Technology has been brilliant in helping us stay in touch with each other. Be conscious of the friends who might need you right now and well as the friends who buoy you so well and make sure you keep open lines of communication going.
Whilst talking about staying in touch, remember that your social media accounts will be one powerful way people will be staying in contact with you. Consider carefully the messages and influence that you spread. This is why I have taken the #postpositivepledge – I am going to use my social media accounts to support others across this period of restrictions. It doesn’t mean I will always be happy, nor that I won’t seek help at times, but I will be conscious of what I put our into the world and try to motivate others positively.
Being Humble, Grateful and Patient with those around us
While we are at home more often, little things start to grate on us. Coffee cups left lying around, desks untidied and dishes unwashed… it can feel a little exhausting. Or maybe it’s constant talk, or a need for space or a need for varied company that gets you down.
Just remember that we are all struggling in our own way right now, and to be kind and patient while still maintaining your sanity. Is an errant coffee cup worth starting WWIII?
And possibly you are not perfect either! Give free passes and kind smiles more often. Even to pets!
Keeping a Greater Purpose in Mind
Our Wellbeing Theme at the Senior Boys Campus this term is Purpose – and so I will be writing a lot more about the important role a sense of purpose plays in our lives across the next few weeks. And while Humour was a great wellbeing theme last term to keep our spirits up during the last lockdown, Purpose will not only keep us focused on what is important in our lives, but keep us focused on why we are in lockdown, which is mainly to care for the health of others – those who are elderly or immune-compromised, as well as the young and vulnerable. Staying at home protects our immediate family and many other members of the community from the spread of the virus.
Your general sense of purpose in your life will also keep you going in this period. Whatever it is that is most important to you – whether it be spending time with family, writing, being fit and healthy, making films, being charitable – find a way to work towards it even during this time. You might simply need to be just a little bit more creative. Our combined desire as a community to continue to support the wellbeing of young people was the driving force behind establishing the Wellbeing Hive – which emerged during our last lockdown. So new ways of thinking could actually provide you with new possibilities as well.

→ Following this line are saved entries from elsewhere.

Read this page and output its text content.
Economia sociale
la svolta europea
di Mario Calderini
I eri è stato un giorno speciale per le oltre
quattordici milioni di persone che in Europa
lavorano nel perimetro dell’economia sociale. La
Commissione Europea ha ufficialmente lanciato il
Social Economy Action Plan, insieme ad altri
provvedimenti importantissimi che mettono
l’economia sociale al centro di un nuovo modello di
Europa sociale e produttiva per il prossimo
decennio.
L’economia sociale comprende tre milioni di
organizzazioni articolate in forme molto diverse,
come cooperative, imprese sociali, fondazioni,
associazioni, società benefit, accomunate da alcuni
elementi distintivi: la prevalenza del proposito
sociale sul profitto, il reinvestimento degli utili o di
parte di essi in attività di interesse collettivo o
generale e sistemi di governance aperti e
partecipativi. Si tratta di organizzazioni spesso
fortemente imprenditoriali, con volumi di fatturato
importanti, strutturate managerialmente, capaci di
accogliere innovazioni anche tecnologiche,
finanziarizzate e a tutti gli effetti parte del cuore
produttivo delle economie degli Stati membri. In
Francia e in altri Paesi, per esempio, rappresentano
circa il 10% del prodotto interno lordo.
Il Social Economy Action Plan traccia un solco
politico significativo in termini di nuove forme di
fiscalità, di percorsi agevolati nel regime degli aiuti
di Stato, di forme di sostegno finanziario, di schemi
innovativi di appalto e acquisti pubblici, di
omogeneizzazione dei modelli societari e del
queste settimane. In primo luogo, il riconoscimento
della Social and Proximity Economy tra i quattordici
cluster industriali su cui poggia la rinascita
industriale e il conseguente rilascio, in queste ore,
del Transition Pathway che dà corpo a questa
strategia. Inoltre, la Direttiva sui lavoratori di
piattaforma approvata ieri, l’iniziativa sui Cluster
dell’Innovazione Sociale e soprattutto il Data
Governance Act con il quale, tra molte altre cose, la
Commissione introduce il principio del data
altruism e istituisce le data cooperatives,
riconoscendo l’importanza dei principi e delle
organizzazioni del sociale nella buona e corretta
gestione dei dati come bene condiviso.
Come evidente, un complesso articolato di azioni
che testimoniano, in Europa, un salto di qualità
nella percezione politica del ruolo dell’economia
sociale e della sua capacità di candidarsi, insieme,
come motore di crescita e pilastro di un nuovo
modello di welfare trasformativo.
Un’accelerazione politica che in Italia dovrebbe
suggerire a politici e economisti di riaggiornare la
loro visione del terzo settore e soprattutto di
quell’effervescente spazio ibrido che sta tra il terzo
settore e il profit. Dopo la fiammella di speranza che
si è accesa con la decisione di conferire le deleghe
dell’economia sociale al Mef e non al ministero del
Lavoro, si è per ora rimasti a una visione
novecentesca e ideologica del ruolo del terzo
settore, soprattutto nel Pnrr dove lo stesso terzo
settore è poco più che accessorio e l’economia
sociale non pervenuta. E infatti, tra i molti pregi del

Embracing the Five Habits of the Wellbeing Hive
I also recently wrote about a difficult day where I realized just how helpful the five daily habits can be in maintaining balance and wellbeing. You can access this article here.
Ultimately this was a moment where I really realized the power of good habits and their role in feeling in control and balanced. These are all things we will need in the next few weeks.
So keep in mind the recommendation to make time in your day for each of the habits. To CONNECT with those we care about. To get fresh air and EXERCISE, which is great for mind and body. To be MINDFUL in whatever way works for us – meditation, gratitude, quiet time, music etc. To embrace being CREATIVE – to feel like we achieve something and tap into those motivating creative juices. And finally, to READ – remember books will make those four walls fall away and allow you to take a trip to Hogwarts, to Narnia, to colonial America and so much more.
Be conscious of things that work and take control of the next few weeks right now – and in doing so we will move with more grace, more gratitude and more love through this return to Stage 3.